カズオ・イシグロがボブ・ディランとザ・バンドのファンだと知って愛読するようになりました。
音楽をテーマにした短編集もあります。
夜想曲集: 音楽と夕暮れをめぐる五つの物語 (ハヤカワepi文庫)
- 作者: カズオイシグロ,Kazuo Ishiguro,土屋政雄
- 出版社/メーカー: 早川書房
- 発売日: 2011/02/04
- メディア: 文庫
- 購入: 3人 クリック: 19回
- この商品を含むブログ (41件) を見る
『老歌手』という一篇。
アメリカで一世を風靡した大歌手が長年連れ添った妻を連れてベネチアを旅行します。27年前の新婚旅行以来の再訪です。
夫はゴンドラとギタリストを雇い、妻のいるホテルの窓の下でセレナーデを歌うというロマンチックな思い付きを実行に移します。
若いギタリストに老歌手は、プロのミュージシャンとしての演奏のコツを伝授します。
それは、秘伝というほど大げさなことではなく、聴衆のことを何か知っておくということ。
今日の客は昨夜の客とどう違うか――自分の心で納得できることならなんでもいい。たとえば、ミルウォーキーにいるとする。自分に問いかけるんだ。何が違う。ミルウォーキーの客と昨夜のマディソンの客の違いは何だ。何も思いつかない? だったら考えろ。ミルウォーキー、ミルウォーキー……。ミルウォーキーはいい豚肉を産することで名高い。うん、これでいい。舞台にでたら、それを使え。
ここまで読んで、曲の合間の語りのネタにするのかと思いました。「早速、ミルウォーキー名物のポークチョップを食べてみました」とかなんとか。

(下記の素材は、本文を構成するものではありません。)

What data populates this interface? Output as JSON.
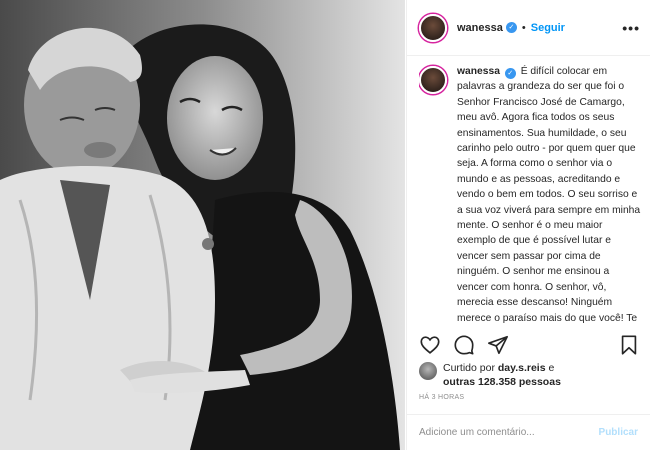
{
  "post": {
    "username": "wanessa",
    "follow_label": "Seguir",
    "separator": "•",
    "more_label": "•••",
    "verified_mark": "✓"
  },
  "caption": {
    "username": "wanessa",
    "text": "É difícil colocar em palavras a grandeza do ser que foi o Senhor Francisco José de Camargo, meu avô. Agora fica todos os seus ensinamentos. Sua humildade, o seu carinho pelo outro - por quem quer que seja. A forma como o senhor via o mundo e as pessoas, acreditando e vendo o bem em todos. O seu sorriso e a sua voz viverá para sempre em minha mente. O senhor é o meu maior exemplo de que é possível lutar e vencer sem passar por cima de ninguém. O senhor me ensinou a vencer com honra. O senhor, vô, merecia esse descanso! Ninguém merece o paraíso mais do que você! Te amo pra sempre!"
  },
  "actions": {
    "icons": [
      "heart-icon",
      "comment-icon",
      "share-icon",
      "bookmark-icon"
    ]
  },
  "likes": {
    "prefix": "Curtido por",
    "user": "day.s.reis",
    "middle": "e",
    "others": "outras 128.358 pessoas"
  },
  "timestamp": "HÁ 3 HORAS",
  "comment": {
    "placeholder": "Adicione um comentário...",
    "publish_label": "Publicar"
  },
  "colors": {
    "accent": "#0095f6",
    "publish_disabled": "#b2dffc",
    "verified": "#3897f0",
    "muted": "#8e8e8e"
  }
}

客には何も言う必要はない。ただ、歌うときに、それを心にとどめておくことが重要なんだ。目の前にすわる客は、うまい豚肉を食っている人々だ。豚肉に関しては一家言ある……。わしの言うことがわかるかな。そう思うことで、聴衆への手触りが生まれる。面と向かって歌ってやれる誰かになる。それがわしの秘密だ。プロからプロへ、これを伝授しよう。
なるほど。
すぐれた説は、ストーリー展開だけでなく細部までしっかりと書き込まれています。
仕事が忙しくなると、つい「締め切りまでにこなせばいいんだろ」という気になります。そうではなくて、仕事を届ける相手の手触りを感じなくてはいけません。
ライター、語学教師という仕事はそのうちAIに取って代わられるかもしれません。手っ取り早く情報を伝える原稿、文法の反復練習なら人間よりAIのほうがうまくやれるでしょう。
人間らしさが発揮できるとしたら、付かず離れずの微妙な関係性でしょうか。
そして、自分が客と呼ばれる立場になった時も、できたら、別の客とは違う存在になりたい。別にそれで特別なサービスを受けなくても、ただそう思ってもらいたいのです。
さすがに格安を売りにしていたり、全国均一のサービスを展開するフランチャイズ店でそれを求めるのは酷です。何軒か、そういう店をがあればそれで満足です。
日本で豚肉を最もおいしく食べているのは沖縄県民かも。そうめんがチャンプルーになるとこれほど味わい深くなるのかとびっくりしました。